Его разбудил бередивший душу разговор.
– Маруся, – сказала хриплым голосом Пелагея – твой брат снова приехал.
– Какой черт его прет сюда, – не своим голосом ответила Маруся. В комнате запахло едким дымом махорки. Зловещий запах самогонки раздирал ноздри нежданного гостя. В горле застрял ледяной комок. От обиды ему хотелось разреветься, но он со всей силой удержался.
“Она меня больше никогда не увидит. Я чужой в этом доме...” Но самое обидное – Степан, промолчал, а он его так любил и гордился своим шурином. “Хорошо, что Ваську не взял. Расскажу ему – не поверит. Утром на рассвете уйду, чтоб никто не видел ...”
Мендельсон еще долго ворочался на соломенном матраце и никак не мог  уснуть.
Едва забрезжил рассвет, и в окошке появились первые признаки утра, Мендельсон оделся и тихо вышел. “Пойду к Загайновым, может Федька едет в Троицк, он меня подвезет”
Действительно во дворе, Федор Иванович запрягал сивую кобылу. – Утро доброе, – на приветствие Давидки, ответил Загайнов – куда тебе в такую рань?

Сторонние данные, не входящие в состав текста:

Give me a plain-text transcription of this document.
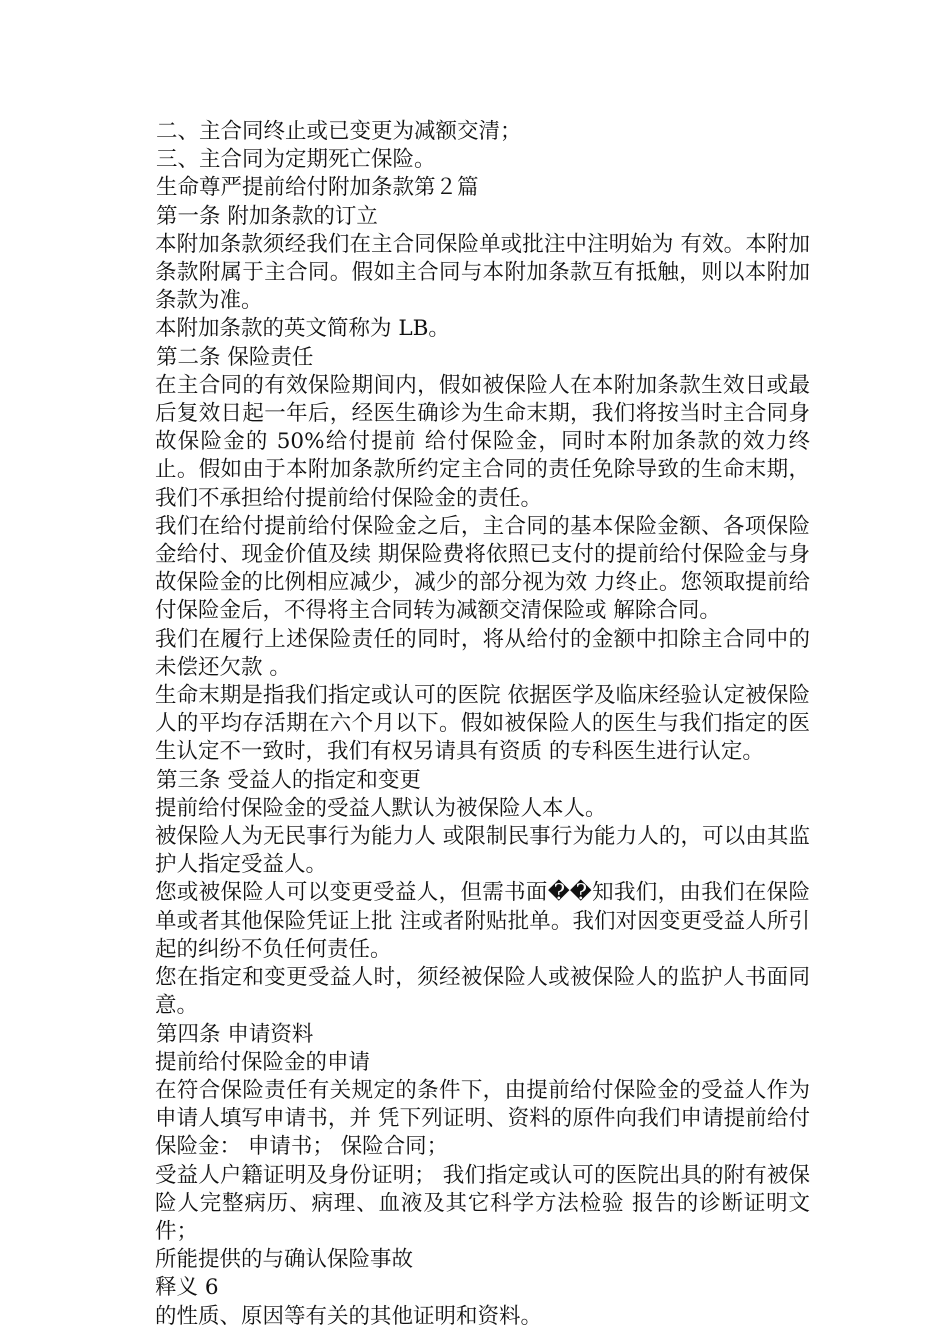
二、主合同终止或已变更为减额交清；

三、主合同为定期死亡保险。

生命尊严提前给付附加条款第２篇

第一条 附加条款的订立

本附加条款须经我们在主合同保险单或批注中注明始为 有效。本附加条款附属于主合同。假如主合同与本附加条款互有抵触，则以本附加条款为准。

本附加条款的英文简称为 LB。

第二条 保险责任

在主合同的有效保险期间内，假如被保险人在本附加条款生效日或最后复效日起一年后，经医生确诊为生命末期，我们将按当时主合同身故保险金的 50%给付提前 给付保险金，同时本附加条款的效力终止。假如由于本附加条款所约定主合同的责任免除导致的生命末期，我们不承担给付提前给付保险金的责任。

我们在给付提前给付保险金之后，主合同的基本保险金额、各项保险金给付、现金价值及续 期保险费将依照已支付的提前给付保险金与身故保险金的比例相应减少，减少的部分视为效 力终止。您领取提前给付保险金后，不得将主合同转为减额交清保险或 解除合同。

我们在履行上述保险责任的同时，将从给付的金额中扣除主合同中的未偿还欠款 。

生命末期是指我们指定或认可的医院 依据医学及临床经验认定被保险人的平均存活期在六个月以下。假如被保险人的医生与我们指定的医生认定不一致时，我们有权另请具有资质 的专科医生进行认定。

第三条 受益人的指定和变更

提前给付保险金的受益人默认为被保险人本人。

被保险人为无民事行为能力人 或限制民事行为能力人的，可以由其监护人指定受益人。

您或被保险人可以变更受益人，但需书面��知我们，由我们在保险单或者其他保险凭证上批 注或者附贴批单。我们对因变更受益人所引起的纠纷不负任何责任。

您在指定和变更受益人时，须经被保险人或被保险人的监护人书面同意。

第四条 申请资料

提前给付保险金的申请

在符合保险责任有关规定的条件下，由提前给付保险金的受益人作为申请人填写申请书，并 凭下列证明、资料的原件向我们申请提前给付保险金： 申请书； 保险合同；

受益人户籍证明及身份证明； 我们指定或认可的医院出具的附有被保险人完整病历、病理、血液及其它科学方法检验 报告的诊断证明文件；

所能提供的与确认保险事故

释义 6

的性质、原因等有关的其他证明和资料。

– Сам не знаю, мне бы обратно в детдом...
– Как раз туда и еду. Когда же ты успел приехать?
– Вчера, после обеда.
– Чево так быстро уматываешь?
Давидка молчал. Обида еще не прошла, и он решил ничего не рассказывать. После неудачной поездки, Мендельсон вместе с Чмутовым начали готовиться к побегу. В то время им выдали новую американскую одежду: утепленные, кожаные ботинки, махровые серые рубашки и шерстяные брюки.
До железнодорожной станции было не более трех километров, но как быть с Грушей Самойловной? Надо рассказать о принятом плане; тем более после того инцидента в красном уголке, когда Давидка из рогатки выбил глаз на портрете Берия. Назревало политическое дело. Всю ночь пытали среднюю группу, раздев до гола. Об этом случае знали все ребята и их воспитательница.
Директриса хотела добиться признания:
– Пока не скажете, кто это сделал, не пойдете спать!
– Мы не знаем! – хором отвечала группа.
– Слово даю, из стен детдома тайна не выйдет, просто хочу знать кто у нас такой смелый?
Этому смельчаку в то жестокое время сталинского геноцида, грозило пожизненное заключение и, в итоге, смертный приговор от Лаврентия Берия, члена Президиума Центрального Комитета. Его, сам Сталин называл “прокурором”. А за эту песню, что грозило ребятам?
«Когда Ленин умирал, Сталину наказывал
Хлеба не давать, а мяса не показывать...»
Груша Самойловна тоже пела эту песню. Она была популярной в голодные времена двадцатого века.
Ребята обратились к воспитательнице, попросили ее выслушать их по особо важному секрету:
– Мы твердо и навсегда решили бежать...
– Куда бежать? – от судьбы ни куда не сбежишь...
– Я-я-я в К-киев, а Д-д-давидк-к-а в-в-в Л-литву.
– Что вам там искать?
– Родичей, моя старшая сестра собирается ехать в Вильнюс, главное мы вам сказали и верим, что это между нами. Мы вас очень любим...
– Спасибо ребятки, и я вас люблю, понимаю с полуслова – вы как братишки мои младшие... Делайте, как понимаете, только лихом не вспоминайте...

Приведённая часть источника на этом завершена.